At the end of 1991, unrenewed copyrights from 1963 expire, making this the last year that ANYTHING entered the public domain due to expiration of copyright.
In 1992, renewal becomes automatic for works registered between 1964 and 1977 (i.e., everything still under initial copyright term under the old law).
In 1998, the term is changed to life of the author +70 years, 95 years in other cases (even for works covered by the 1978 change).
In 2006, everything before 1923 is public domain in the eyes of the US govt.
In 2018, barring another change to the copyright protection term, works copyrighted in 1923 will lose their copyright protection at the end of the year and enter the public domain, the first time a work’s last possible copyright protection will have expired in 40 years.
Extracted and extrapolated from US Copyright history circular and other Copyright office resources.
As far as authors ceding their rights to publishers, the rights are theirs to cede by choice.
Well, if that was my goal, I failed, because the rest of your post shows that you still have plenty of ignorance left.

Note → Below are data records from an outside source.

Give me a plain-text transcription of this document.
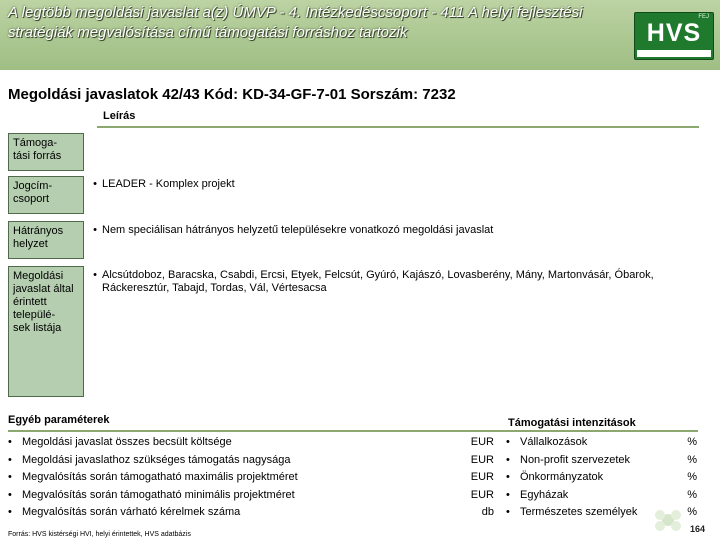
A legtöbb megoldási javaslat a(z) ÚMVP - 4. Intézkedéscsoport - 411 A helyi fejlesztési stratégiák megvalósítása című támogatási forráshoz tartozik
FEJ
HVS
Megoldási javaslatok 42/43 Kód: KD-34-GF-7-01 Sorszám: 7232
Leírás
Támoga-
tási forrás
Jogcím-
csoport
• LEADER - Komplex projekt
Hátrányos helyzet
• Nem speciálisan hátrányos helyzetű településekre vonatkozó megoldási javaslat
Megoldási javaslat által érintett települé-
sek listája
• Alcsútdoboz, Baracska, Csabdi, Ercsi, Etyek, Felcsút, Gyúró, Kajászó, Lovasberény, Mány, Martonvásár, Óbarok, Ráckeresztúr, Tabajd, Tordas, Vál, Vértesacsa
Egyéb paraméterek	Támogatási intenzitások
• Megoldási javaslat összes becsült költsége	EUR
• Megoldási javaslathoz szükséges támogatás nagysága	EUR
• Megvalósítás során támogatható maximális projektméret	EUR
• Megvalósítás során támogatható minimális projektméret	EUR
• Megvalósítás során várható kérelmek száma	db
• Vállalkozások	%
• Non-profit szervezetek	%
• Önkormányzatok	%
• Egyházak	%
• Természetes személyek	%
Forrás: HVS kistérségi HVI, helyi érintettek, HVS adatbázis
164
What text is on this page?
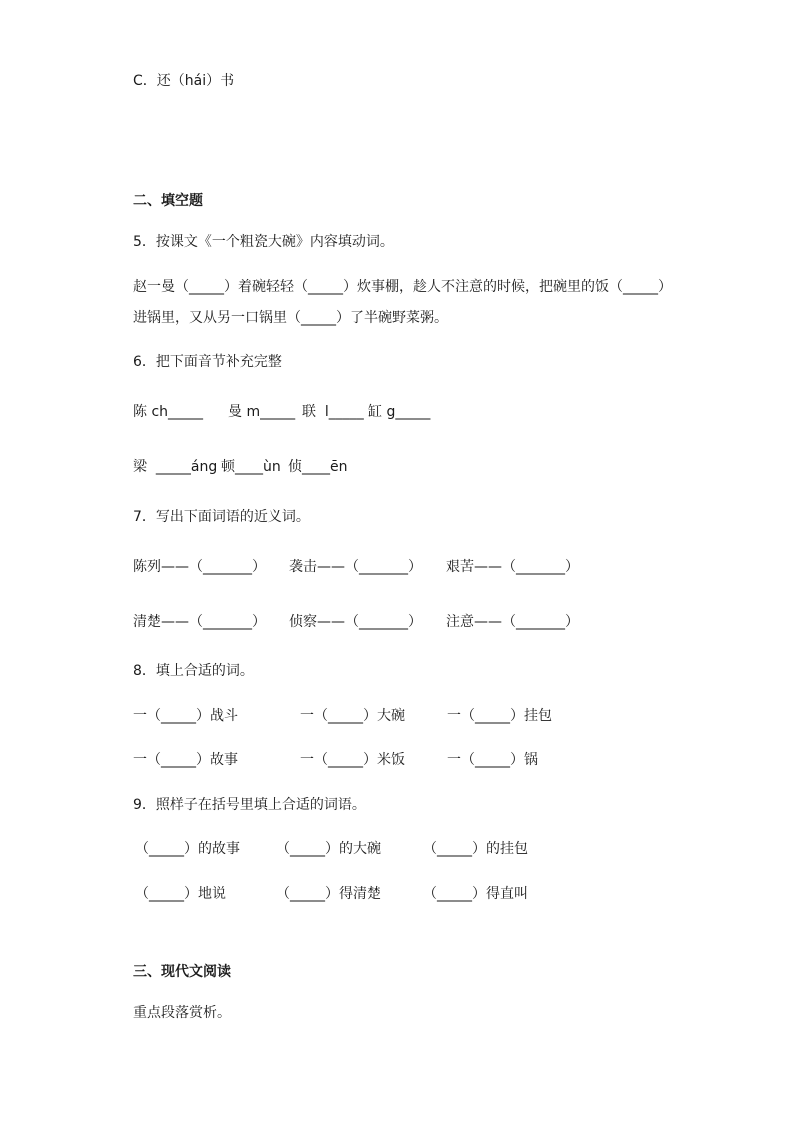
C．还（hái）书
二、填空题
5．按课文《一个粗瓷大碗》内容填动词。
赵一曼（_____）着碗轻轻（_____）炊事棚，趁人不注意的时候，把碗里的饭（_____）
进锅里，又从另一口锅里（_____）了半碗野菜粥。
6．把下面音节补充完整
陈 ch_____ 曼 m_____ 联  l_____ 缸 g_____
梁  _____áng 顿____ùn 侦____ēn
7．写出下面词语的近义词。
陈列——（_______） 袭击——（_______） 艰苦——（_______）
清楚——（_______） 侦察——（_______） 注意——（_______）
8．填上合适的词。
一（_____）战斗	一（_____）大碗	一（_____）挂包
一（_____）故事	一（_____）米饭	一（_____）锅
9．照样子在括号里填上合适的词语。
（_____）的故事	（_____）的大碗	（_____）的挂包
（_____）地说	（_____）得清楚	（_____）得直叫
三、现代文阅读
重点段落赏析。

You’re right. WASTE isn’t the most secure network, as it mainly relies on human trust - if you know everyone on your network, and you know they aren’t working for the RIAA and aren’t going to rat you out, you can share freely. Large scale WASTE networks don’t work, because you can’t know and trust a million users. Of course, you can trust five or ten people, and they can each trust five or ten people, and as long as each ring of trust has its own network, you’re fine.
Tor and Freenet are more different than they are alike, although they both route packets through multiple nodes and they both use encryption.
I’m not familiar with the underpinnings of Tor, but I know a bit about Freenet’s technology (unless they’ve drastically changed it in the past year or so) and it’s a lot more sophisticated than you’re making it out to be. You can’t remove a file from Freenet if there’s any demand for it, you can’t tell who originally posted it, you can’t tell which nodes are hosting it (and there will be many if it’s popular), and even if you break into a Freenet user’s house and confiscate his PC, you can’t tell which files are in his data store unless you have a list of specific items you’re looking for. The user himself doesn’t even know, because data is randomly cached on some of the nodes it passes through as it’s posted or requested. The traffic analysis you’d need to do to identify the nodes sending requests or responses is impractical on a large scale. Freenet doesn’t protect against an omniscient attacker, but it does seem to protect against the Chinese government and the FBI.
The creators of Freenet take security and anonymity very seriously, so if you know of any viable attacks on it, I’m sure they’d be happy to hear them (and the same goes for the developers of Tor). But you might want to actually learn how it works first.